Emergency Shelter and NFI (Version 21 July 2018) - LCED's Post Distribution Monitoring Report, April 2019 - Provision of Emergency Shelter Assistance to 800 Returnees in Nagero County, Tambura State – Western Equatoria (SS) Donor; Rapid Response Fund

This PDM was conducted by LCE staff from 10 to 14th of April, 2019 with four main objectives that includes; assessing how the previous distribution of emergency shelter assistance addressed the presented priority needs of the targeted people; understand how the community was engaged, any gaps identified during implementation as well as suggest any possible recommendations for future interventions.

Different methodologies were employed to collect both qualitative and quantitative data. With the help of enumerators selected from the community, household interviews for example were conducted with key respondents (beneficiaries) using a non-random sampling technique called snow ball while key informants were purposively selected. Gender sensitive focus group discussions were also employed to collect views from different groups of people that included beneficiaries, non-beneficiaries and people with disabilities. The above were supplemented with observations during the interview process.

The major key findings are ;

  • All respondents reported that the provision of emergency shelter assistance was not only timely but appropriate in responding to their main urgent shelter need.
  • On duplication, all respondents interviewed reported to have ONLY received emergency shelter assistance from LCED in March this year.
  • On protection, 82% reported not to have experienced any form of security threat going to, coming from and at the distribution centers. 96% also reported to have felt safe with the items received and these can be attributed to the location of the distribution centres in consultation with the target population as well as proper timing for the distribution. 98% of the respondents reported to have been treated fairly and with respect by project staff and community leaders not only during distribution but throughout the whole response process. 86% also reported to have seen special categories of people given priority during distribution including transportation of distributed items as well as construction of the temporary shelters.
  • All respondents reported to be satisfied with the quality of the shelter materials received.
  • On access to information, 85% reported to have received information through their community leaders, 73% through attending community meetings, 72% through a hired mega phone while 37% through either a family member or neighbour.
  • 88% of the key respondents reported to have been informed of the selection criteria.
  • 82% of the key respondents reported to have participated in one way or the other during the whole response cycle (attending community meetings, cutting and loading of poles, verifying the registered households and some employed as casual labourers).
  • On complaint, feedback and response mechanism, 78% of the key respondents reported to have been informed of the various CFRM in place (NGO complaint desk, community leaders, RRC office) and this is very important to ensure CFRM is not only in place but rather relevant and appropriate to use by those it targets.
  • On immediate impacts, all the respondents reported to currently sleeping in their new shelters constructed using the distributed materials.
  • Lastly, not all is lost with this conflict affected population.

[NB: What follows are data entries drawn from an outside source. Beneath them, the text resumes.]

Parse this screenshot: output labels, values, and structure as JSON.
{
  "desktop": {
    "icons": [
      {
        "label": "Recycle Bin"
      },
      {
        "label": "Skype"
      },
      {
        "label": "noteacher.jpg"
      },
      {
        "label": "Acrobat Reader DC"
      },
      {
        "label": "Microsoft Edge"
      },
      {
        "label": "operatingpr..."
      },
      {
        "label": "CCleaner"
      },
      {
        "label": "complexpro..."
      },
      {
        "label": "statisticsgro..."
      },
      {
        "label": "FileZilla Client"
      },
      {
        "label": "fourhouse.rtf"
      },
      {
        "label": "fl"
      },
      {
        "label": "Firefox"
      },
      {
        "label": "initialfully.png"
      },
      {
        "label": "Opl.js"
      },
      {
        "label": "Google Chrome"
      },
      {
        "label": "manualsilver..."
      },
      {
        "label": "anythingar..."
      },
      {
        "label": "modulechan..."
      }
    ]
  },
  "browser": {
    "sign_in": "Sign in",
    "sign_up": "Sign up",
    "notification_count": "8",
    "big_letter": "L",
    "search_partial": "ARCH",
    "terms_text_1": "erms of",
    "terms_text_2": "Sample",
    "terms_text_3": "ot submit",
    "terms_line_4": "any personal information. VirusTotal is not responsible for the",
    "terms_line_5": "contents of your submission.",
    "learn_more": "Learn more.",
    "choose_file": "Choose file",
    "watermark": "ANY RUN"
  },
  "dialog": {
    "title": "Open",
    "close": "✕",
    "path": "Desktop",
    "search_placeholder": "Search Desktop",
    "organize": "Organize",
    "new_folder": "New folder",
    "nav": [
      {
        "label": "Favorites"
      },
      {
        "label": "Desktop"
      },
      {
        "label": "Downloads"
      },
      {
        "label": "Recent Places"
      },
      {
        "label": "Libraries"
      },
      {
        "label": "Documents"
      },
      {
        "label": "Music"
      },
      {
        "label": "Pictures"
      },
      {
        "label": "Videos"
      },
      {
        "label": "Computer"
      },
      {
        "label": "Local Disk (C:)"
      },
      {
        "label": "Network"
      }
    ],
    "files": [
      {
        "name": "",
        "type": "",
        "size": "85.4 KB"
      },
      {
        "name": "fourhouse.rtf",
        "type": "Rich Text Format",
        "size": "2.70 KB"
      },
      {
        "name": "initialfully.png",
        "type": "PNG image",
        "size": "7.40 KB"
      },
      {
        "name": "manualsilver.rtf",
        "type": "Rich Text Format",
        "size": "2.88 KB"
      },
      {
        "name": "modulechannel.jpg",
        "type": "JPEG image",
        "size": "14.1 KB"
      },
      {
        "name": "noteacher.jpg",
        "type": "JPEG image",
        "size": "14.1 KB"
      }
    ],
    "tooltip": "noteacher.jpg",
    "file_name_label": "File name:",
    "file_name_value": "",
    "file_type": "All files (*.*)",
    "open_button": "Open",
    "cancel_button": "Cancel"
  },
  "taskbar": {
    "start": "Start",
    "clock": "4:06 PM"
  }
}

It was encouraging to note that the community are also trying to improve on their situation. For example, they reported to be making bricks for more shelters for the big family size, tilling their land in preparation for the expected rains, bee keeping, fishing and hunting wild animals for survival.

Key recommendation include but not limited to;

  • The urgent need for kitchen sets, sleeping mats, solar torches blankets and jerry cans should not be underestimated rather be given a priority by humanitarian partners.
  • Strengthening of coordination mechanisms among humanitarian partners should be immediate to avoid overlapping and duplication.
  • Many people are still returning and the number is expected to increase. However, there is no registration procedure in place and therefore this PDM recommends a registration system established at RRC office in Nagero to ensure the actual numbers of returnees are captured for factual reporting, future targeting and humanitarian interventions.
  • Community participation should be emphasized and encouraged as one of the best practices for project sustainability and ownership.
  • On complaint, feedback and response mechanism, it is very important for humanitarian partners to consult with the community on what is available, relevant and appropriate to ensure the community is able to use the mechanisms in place to provide feedback.